I see too much of an interlocking web of conflicting interests in place in Europe to enable a rehabilitation of the Nazis anytime soon - even in the maximalist scenario of both "Israel is evil" and "killing Soviets is good" catching on, there is still the circumstance that Poland (America's new protégé in the EU) relies on the Nazi invasion of itself for its national myth-building and as a cudgel to keep German interests in check when they are at odds with its own, and the meme is also a very reliable tool against nativist-antiglobalist parties that both are easily associated with the Nazis and a constant threat to ruling class objectives.
I think it goes like this: during the war and after the war, there was already a consensus that Hitler represented a historical form of evil, but during that period the main thing he was considered evil for was warmongering, ie. starting it, all the flagrant invasions, all the bodies (military and civilian) caused by the war, the industrial efficiency of the war and so on. For a lot of countries, of course, the most raw memories were related to German occupation itself and its depredations, or German bombings, or so on. However, after the war, it was the Soviets who staked a stronger claim to this narrative due to bearing the yeoman's burden for fighting the war.
The West soon started to find the focus on the war itself sort of problematic, not only due to the Soviet narrative but the necessity of getting the West German war machine back in order and finding places from former Nazis in the said war machine, getting rid of pacifist tendencies the war narrative was creating etc. This particularly meant America, which hadn't had the experience of German occupation on its own territory.
Thus, in the new narrative, a particular facet of the war - terror against civilians, the Holocaust - took a major role, with the war being cast in terms of democracy and genocide. This, for instance, allowed a comparison of Soviets and Germans as totalitarian states, since Soviets were also associated with persecution, killing and camps - and it actually facilitated the integration of Germany into the military apparatus of the West, since it focused on one particular sin that Germany could repent from vigorously through reparations, while the idea of "good Wehrmacht, bad SS" in terms of the Holocaust (later to be challenged, sure) meant that sufficiently non-Holocaust-contacted German personnel, and some whitewashed Holocaust-connected ones as well, could be utilized.

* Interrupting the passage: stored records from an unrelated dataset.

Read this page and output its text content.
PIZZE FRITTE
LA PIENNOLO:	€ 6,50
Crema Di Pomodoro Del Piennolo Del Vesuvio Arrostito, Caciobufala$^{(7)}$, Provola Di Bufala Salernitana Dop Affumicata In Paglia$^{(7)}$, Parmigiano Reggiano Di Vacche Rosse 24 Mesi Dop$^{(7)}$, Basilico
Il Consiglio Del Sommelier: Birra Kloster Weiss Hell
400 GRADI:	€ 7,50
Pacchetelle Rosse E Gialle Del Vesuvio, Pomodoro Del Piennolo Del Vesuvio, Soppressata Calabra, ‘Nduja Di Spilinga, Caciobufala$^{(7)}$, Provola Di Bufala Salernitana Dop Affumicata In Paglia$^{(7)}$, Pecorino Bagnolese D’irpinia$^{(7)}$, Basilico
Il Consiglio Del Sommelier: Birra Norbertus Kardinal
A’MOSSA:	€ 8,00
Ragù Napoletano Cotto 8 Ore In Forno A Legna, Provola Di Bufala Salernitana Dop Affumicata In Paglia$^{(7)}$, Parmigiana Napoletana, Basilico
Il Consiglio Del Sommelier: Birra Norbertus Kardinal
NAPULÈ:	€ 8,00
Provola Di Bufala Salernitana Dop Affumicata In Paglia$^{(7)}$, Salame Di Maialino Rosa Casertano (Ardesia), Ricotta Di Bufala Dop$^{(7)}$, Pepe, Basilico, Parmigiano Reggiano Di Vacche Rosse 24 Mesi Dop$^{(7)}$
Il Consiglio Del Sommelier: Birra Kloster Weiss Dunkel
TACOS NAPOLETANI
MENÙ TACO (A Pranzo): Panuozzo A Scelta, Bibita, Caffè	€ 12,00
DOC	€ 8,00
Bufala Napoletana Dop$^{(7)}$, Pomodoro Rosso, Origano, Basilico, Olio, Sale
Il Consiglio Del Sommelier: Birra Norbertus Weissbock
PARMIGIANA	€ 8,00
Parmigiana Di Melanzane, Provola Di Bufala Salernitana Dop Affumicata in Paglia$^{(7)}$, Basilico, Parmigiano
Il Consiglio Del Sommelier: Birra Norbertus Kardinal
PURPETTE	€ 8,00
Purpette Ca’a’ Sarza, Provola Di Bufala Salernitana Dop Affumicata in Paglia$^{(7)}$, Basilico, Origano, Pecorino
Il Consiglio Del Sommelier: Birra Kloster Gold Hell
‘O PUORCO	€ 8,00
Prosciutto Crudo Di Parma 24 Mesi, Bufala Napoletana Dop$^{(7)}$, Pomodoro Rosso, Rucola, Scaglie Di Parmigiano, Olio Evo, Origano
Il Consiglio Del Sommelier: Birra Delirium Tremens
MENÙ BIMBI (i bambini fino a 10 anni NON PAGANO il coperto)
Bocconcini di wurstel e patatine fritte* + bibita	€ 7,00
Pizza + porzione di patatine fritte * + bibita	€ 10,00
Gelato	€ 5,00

The Russian WW2 narrative, meanwhile, as said, continues to focus particularly on "the war itself" and the atrocities committed by Germans on all Soviet citizens, implicitly cast as Russians, which means that references to Zelenskyy being Jewish and so on do not really answer this narrative mcuh at all.
Ironic, because the red army was all about committing atrocities on civilians.
It's not particularly expectional about nations to focus more on atrocities committed by others on them than on atrocities they've committed on others.